Spring Is In The Air; State Warns ‘Do Not Kiss The Chicks’

LANSING – Health experts at the Michigan Department of Health and Human Services are warning parents about the potential for baby poultry to carry Salmonella — noting “not to kiss the chicks.”

With the celebration of Easter just around the corner and weather getting warmer — school trips to farms become more frequent and exposure to birds increase — as does the fun of petting newborn chicks – but beware.

A common bacteria found in the droppings of poultry, Salmonella can cause illness in people. Salmonella germs contaminate feathers, feet and beaks of birds, as well as cages, coops and the environment where the birds live and roam.

“Washing your hands thoroughly before and after handling chicks and other poultry protects both you and your family from the risk of Salmonella, and also helps keep the birds healthy,” said MDHHS Chief Medical Executive Dr. Eden Wells. “Even birds appearing cute, healthy, and clean can carry bacteria that can make people sick.”

In 2016, there were nine nationwide outbreaks of Salmonella illness linked to contact with live poultry, causing illness in 911 people in 48 states. Michigan reported 55 cases, of which almost half (45 percent) were in children.

During spring, live baby poultry are often displayed in stores in a way that children may be able to reach and touch the birds or areas where the birds are contained. This is one way people become exposed to harmful bacteria that leads to illness. People may also obtain birds through the mail by placing an order directly with a hatchery that supplies baby birds to raise for food or as pets.

Salmonella can cause diarrhea, vomiting, fever and/or abdominal cramps lasting four to seven days or more. Salmonella infections can be especially serious for the very young, the very old, and those with weak immune systems.

Baby poultry have special requirements for warmth and protection. Backyard flock owners may not be aware of the risk of Salmonella from baby poultry and consequently, may keep the birds inside their home.

Potential poultry owners should plan ahead to provide a proper space that is safe for the birds and for the people in the household. To address this, backyard flock owners should give live poultry their own space to live, outside of the home.
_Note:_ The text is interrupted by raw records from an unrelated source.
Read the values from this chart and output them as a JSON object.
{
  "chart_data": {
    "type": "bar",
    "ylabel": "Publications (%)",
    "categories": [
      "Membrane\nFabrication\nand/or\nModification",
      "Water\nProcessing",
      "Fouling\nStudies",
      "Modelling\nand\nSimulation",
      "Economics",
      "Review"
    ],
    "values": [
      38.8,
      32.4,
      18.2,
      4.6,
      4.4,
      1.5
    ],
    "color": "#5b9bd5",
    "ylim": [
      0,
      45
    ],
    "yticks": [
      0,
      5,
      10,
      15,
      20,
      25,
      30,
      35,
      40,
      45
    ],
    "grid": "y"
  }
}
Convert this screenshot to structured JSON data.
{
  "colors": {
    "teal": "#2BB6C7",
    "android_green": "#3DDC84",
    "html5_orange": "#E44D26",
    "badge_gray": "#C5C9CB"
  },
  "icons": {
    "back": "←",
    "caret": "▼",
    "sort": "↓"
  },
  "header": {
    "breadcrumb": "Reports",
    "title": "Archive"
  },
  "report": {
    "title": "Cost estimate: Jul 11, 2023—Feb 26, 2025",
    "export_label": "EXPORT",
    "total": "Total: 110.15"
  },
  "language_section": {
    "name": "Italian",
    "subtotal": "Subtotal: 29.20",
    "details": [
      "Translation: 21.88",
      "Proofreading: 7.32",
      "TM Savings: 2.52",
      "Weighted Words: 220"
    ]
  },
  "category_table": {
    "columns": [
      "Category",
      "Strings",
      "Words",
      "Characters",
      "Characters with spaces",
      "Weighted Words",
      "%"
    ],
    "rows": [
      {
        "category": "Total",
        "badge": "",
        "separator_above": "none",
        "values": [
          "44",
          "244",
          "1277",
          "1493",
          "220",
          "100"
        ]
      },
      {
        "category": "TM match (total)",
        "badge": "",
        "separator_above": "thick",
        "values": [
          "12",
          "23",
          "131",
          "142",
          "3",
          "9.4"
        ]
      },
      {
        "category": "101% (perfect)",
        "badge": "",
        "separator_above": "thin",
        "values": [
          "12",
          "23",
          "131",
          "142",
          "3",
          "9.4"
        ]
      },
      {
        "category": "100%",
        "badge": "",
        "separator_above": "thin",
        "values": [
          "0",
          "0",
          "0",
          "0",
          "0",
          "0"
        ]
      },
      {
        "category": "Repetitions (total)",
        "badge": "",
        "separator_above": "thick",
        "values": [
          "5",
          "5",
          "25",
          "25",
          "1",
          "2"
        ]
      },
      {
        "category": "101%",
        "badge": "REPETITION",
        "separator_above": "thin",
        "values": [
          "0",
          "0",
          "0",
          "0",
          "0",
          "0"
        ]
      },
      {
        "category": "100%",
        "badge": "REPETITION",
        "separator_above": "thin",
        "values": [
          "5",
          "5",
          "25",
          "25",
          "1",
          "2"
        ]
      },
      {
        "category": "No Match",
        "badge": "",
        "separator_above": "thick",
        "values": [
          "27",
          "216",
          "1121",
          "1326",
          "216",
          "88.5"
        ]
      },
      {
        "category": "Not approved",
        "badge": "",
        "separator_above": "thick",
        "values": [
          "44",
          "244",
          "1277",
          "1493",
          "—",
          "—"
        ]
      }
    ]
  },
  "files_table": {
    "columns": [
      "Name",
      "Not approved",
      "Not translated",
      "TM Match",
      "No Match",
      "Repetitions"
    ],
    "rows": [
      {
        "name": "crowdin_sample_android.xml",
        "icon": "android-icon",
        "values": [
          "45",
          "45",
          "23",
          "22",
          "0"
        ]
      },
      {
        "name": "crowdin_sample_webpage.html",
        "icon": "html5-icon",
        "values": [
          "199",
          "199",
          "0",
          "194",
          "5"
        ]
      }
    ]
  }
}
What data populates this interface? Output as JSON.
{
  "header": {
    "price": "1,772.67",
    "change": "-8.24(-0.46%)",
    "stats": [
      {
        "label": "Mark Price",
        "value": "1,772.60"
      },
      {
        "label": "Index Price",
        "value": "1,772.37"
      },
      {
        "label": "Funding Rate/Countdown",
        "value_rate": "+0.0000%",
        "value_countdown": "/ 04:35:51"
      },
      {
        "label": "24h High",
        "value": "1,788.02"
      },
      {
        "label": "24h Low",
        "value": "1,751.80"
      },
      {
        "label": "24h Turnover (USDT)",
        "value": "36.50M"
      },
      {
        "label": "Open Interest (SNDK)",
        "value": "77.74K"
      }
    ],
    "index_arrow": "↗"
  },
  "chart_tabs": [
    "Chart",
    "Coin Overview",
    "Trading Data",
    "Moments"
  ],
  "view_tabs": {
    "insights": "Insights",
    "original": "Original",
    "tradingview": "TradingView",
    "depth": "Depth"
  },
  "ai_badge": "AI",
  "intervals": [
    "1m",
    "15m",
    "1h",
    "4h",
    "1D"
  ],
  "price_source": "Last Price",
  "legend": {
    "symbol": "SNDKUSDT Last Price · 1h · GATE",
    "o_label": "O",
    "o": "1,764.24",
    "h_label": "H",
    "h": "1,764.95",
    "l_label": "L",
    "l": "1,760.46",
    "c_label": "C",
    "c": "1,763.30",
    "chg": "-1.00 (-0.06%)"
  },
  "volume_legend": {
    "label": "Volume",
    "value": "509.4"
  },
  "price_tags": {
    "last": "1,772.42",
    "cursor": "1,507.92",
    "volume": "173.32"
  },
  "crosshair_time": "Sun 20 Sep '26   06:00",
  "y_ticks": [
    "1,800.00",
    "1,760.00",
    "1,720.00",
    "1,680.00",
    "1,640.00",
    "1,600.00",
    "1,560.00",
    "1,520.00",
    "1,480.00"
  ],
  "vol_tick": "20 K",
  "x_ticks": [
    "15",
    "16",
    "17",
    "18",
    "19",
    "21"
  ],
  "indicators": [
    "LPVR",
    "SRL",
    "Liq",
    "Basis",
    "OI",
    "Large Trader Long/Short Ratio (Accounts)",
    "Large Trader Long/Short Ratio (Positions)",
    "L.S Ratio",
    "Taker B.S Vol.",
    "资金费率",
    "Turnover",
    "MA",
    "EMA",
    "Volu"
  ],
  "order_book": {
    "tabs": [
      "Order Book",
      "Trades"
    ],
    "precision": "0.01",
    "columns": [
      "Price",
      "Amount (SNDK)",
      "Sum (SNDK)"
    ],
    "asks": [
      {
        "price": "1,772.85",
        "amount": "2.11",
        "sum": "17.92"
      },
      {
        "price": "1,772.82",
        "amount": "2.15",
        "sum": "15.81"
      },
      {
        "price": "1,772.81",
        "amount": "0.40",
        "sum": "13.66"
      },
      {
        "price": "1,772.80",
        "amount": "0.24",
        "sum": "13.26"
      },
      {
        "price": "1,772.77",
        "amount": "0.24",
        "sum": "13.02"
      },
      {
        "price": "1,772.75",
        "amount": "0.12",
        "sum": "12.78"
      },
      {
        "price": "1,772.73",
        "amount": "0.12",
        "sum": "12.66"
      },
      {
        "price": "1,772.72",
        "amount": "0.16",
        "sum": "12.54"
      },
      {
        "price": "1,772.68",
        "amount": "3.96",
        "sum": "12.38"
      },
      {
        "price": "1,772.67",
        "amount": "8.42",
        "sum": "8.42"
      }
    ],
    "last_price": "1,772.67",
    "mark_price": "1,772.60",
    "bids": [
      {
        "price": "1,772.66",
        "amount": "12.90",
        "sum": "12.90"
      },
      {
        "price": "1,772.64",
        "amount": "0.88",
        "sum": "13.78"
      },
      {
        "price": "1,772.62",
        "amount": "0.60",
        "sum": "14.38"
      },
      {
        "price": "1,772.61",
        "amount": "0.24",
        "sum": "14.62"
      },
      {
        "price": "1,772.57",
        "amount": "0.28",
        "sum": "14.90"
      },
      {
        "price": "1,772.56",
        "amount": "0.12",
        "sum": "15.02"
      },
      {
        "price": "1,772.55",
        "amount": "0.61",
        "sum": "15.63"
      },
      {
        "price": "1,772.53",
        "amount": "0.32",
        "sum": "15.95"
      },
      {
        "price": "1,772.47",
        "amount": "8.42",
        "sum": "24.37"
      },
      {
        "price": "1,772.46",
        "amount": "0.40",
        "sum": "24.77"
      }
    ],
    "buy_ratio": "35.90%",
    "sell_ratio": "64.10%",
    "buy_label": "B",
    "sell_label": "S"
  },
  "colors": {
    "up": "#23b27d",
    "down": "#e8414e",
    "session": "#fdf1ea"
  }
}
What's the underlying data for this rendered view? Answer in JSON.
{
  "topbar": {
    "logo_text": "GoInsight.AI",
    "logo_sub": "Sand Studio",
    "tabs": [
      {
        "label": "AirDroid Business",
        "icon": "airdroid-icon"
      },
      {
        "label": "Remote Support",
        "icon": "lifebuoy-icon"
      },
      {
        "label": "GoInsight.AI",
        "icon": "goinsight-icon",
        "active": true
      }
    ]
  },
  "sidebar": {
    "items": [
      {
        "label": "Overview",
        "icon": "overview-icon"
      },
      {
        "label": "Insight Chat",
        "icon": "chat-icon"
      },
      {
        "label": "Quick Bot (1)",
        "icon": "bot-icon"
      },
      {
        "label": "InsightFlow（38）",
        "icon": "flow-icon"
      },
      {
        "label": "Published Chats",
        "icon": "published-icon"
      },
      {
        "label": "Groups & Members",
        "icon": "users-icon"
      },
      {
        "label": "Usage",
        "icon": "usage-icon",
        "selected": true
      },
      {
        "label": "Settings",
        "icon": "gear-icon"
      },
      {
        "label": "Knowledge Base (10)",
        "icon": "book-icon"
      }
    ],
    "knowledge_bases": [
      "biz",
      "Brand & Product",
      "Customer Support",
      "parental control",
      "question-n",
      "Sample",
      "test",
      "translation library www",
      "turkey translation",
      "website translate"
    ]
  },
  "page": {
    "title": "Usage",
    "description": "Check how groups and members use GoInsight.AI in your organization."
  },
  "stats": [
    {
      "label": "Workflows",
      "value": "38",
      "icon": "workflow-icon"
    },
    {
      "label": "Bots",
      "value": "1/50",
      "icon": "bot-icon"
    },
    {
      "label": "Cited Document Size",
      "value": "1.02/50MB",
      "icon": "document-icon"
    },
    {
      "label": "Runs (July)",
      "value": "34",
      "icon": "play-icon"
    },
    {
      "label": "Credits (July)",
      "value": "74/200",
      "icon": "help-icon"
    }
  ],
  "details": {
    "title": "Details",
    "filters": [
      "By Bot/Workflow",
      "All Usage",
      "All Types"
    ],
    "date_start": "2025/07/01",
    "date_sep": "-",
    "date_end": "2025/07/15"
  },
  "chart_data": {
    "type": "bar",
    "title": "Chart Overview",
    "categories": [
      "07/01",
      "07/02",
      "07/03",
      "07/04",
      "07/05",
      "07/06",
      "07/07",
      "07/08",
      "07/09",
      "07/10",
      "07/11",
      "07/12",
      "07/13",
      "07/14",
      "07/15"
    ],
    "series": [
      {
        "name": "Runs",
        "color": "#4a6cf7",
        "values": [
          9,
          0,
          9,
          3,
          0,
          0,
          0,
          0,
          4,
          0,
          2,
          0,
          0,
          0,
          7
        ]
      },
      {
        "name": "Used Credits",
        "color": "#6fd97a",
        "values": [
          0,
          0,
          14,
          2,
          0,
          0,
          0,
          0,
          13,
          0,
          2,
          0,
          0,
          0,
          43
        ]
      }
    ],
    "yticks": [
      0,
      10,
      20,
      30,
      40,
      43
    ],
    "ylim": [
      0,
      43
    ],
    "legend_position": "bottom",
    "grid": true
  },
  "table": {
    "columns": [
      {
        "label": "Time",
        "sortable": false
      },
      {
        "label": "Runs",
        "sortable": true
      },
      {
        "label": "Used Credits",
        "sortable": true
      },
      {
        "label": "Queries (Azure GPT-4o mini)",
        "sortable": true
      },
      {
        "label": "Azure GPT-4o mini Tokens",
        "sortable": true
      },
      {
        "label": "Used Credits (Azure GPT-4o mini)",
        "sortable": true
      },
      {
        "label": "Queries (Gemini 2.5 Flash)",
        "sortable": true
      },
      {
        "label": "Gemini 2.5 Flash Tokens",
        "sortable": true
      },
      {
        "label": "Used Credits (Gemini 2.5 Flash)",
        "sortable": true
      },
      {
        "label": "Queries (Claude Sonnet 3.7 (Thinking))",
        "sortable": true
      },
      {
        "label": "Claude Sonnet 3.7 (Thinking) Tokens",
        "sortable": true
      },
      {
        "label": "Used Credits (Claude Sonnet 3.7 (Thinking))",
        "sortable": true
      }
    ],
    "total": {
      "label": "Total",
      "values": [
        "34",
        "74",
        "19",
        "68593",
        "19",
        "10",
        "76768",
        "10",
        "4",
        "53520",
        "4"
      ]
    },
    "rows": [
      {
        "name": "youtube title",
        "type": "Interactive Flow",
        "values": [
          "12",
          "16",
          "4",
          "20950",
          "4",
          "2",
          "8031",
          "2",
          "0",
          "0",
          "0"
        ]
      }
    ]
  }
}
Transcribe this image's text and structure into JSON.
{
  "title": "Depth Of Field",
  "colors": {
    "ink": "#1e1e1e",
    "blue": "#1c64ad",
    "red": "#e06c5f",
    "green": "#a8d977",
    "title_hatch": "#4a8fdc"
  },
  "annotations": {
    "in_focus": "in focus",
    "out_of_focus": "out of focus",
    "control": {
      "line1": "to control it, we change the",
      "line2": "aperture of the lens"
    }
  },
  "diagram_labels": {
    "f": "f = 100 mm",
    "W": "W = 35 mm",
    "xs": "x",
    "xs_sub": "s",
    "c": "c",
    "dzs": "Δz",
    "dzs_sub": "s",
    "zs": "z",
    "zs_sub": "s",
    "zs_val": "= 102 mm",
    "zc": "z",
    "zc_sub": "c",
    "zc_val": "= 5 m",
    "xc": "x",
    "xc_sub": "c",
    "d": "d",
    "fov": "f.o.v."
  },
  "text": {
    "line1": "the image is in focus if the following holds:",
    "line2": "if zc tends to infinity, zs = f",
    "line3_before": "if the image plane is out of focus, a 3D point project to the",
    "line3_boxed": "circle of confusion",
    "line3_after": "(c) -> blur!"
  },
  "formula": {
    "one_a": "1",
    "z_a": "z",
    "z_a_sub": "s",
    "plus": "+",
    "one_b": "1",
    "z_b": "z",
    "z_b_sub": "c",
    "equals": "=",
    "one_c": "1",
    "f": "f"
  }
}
People should follow these recommendations to protect themselves and others:

• Children younger than five years old, older adults or people with weak immune systems should not handle or touch chicks, ducklings or other poultry because they are more likely to become severely ill.
• Wash your hands thoroughly with soap and water after touching the birds or anything in their environment. Adults should supervise hand washing for young children.
• Use hand sanitizer until you can wash your hands thoroughly with soap and water.
• Always keep poultry away from areas where food or drink is prepared, served or stored, such as kitchens or outdoor patios.
• Do not kiss the chicks.
• Do not put anything to or touch your mouth, eat or drink after handling poultry.
• Do not keep live poultry inside the house where people live, eat or sleep.
• Do not give live baby poultry as gifts to young children.

Stay outdoors when cleaning any equipment associated with raising or caring for poultry, such as cages, feed, water containers and other materials.